Равен не прерывал ее ни единым словом. Он лишь пристально смотрел на нее, а когда она смолкла и из ее глаз хлынул поток слез, он вдруг склонился к ней и с глубокой серьезностью в голосе произнес:
– Не плачь, Габриэль! По отношению к тебе я не был несправедлив.
Габриэль перестала плакать. Опомнившись, она ясно представила себе всю неосторожность своих слов. Она ожидала взрыва гнева, и вдруг вместо него это непонятное спокойствие; молча, почти робко, она потупилась.

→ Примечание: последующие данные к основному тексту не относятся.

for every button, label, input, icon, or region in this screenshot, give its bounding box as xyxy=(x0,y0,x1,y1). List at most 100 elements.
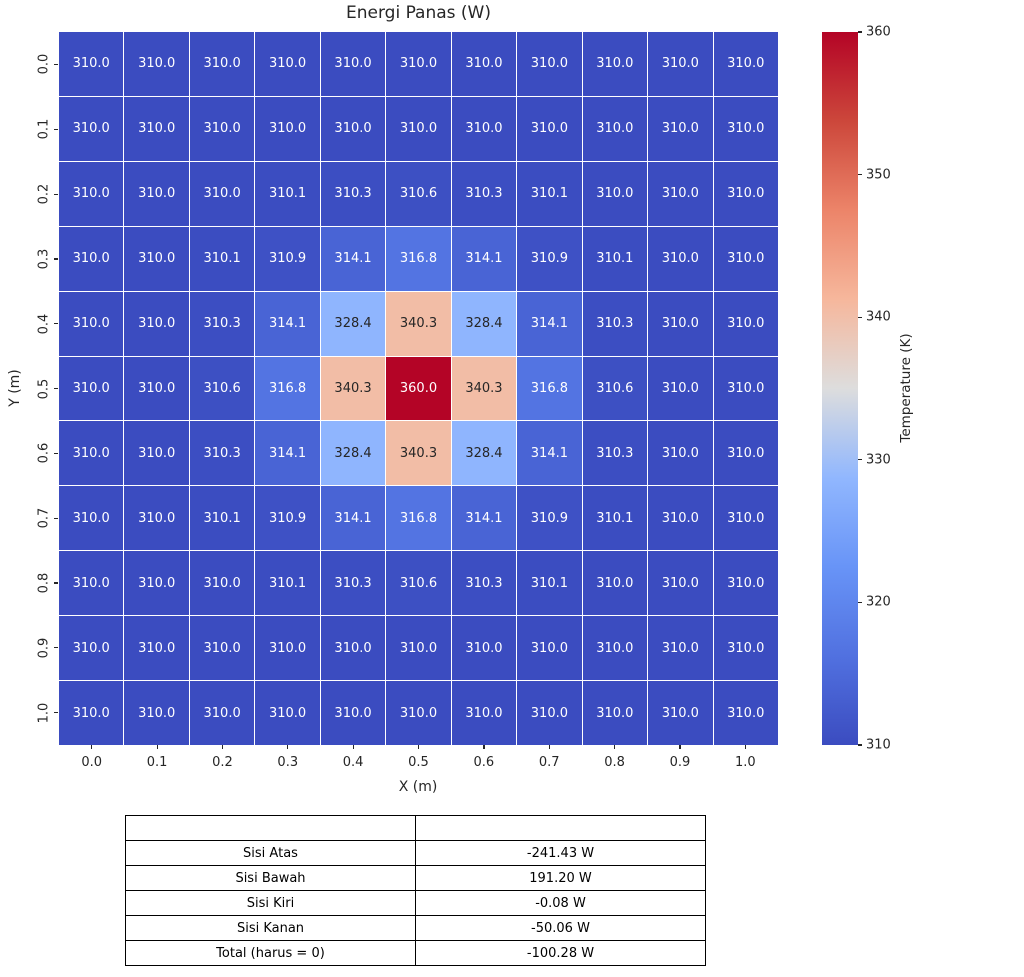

– Итак, ты «не желаешь моего состояния», – продолжал барон. – Откуда же тебе вообще известно, кого я намерен назначить своим наследником? Я никогда не говорил тебе об этом, и, значит, относительно этого предмета у тебя были беседы с твоей матерью.
Девушка вся так и вспыхнула:
– Не знаю… мы никогда…
– Не пытайся отрицать, дитя мое, – прервал ее Равен. – Ложь так же не свойственна тебе, как и расчетливость, иначе ты не вела бы себя так со мной. Я не сержусь на тебя за это; я могу простить тебе твое упрямство, но никогда не простил бы расчета и лицемерия в твои семнадцать лет. Слава богу, воспитание еще не так испортило тебя, как я предполагал.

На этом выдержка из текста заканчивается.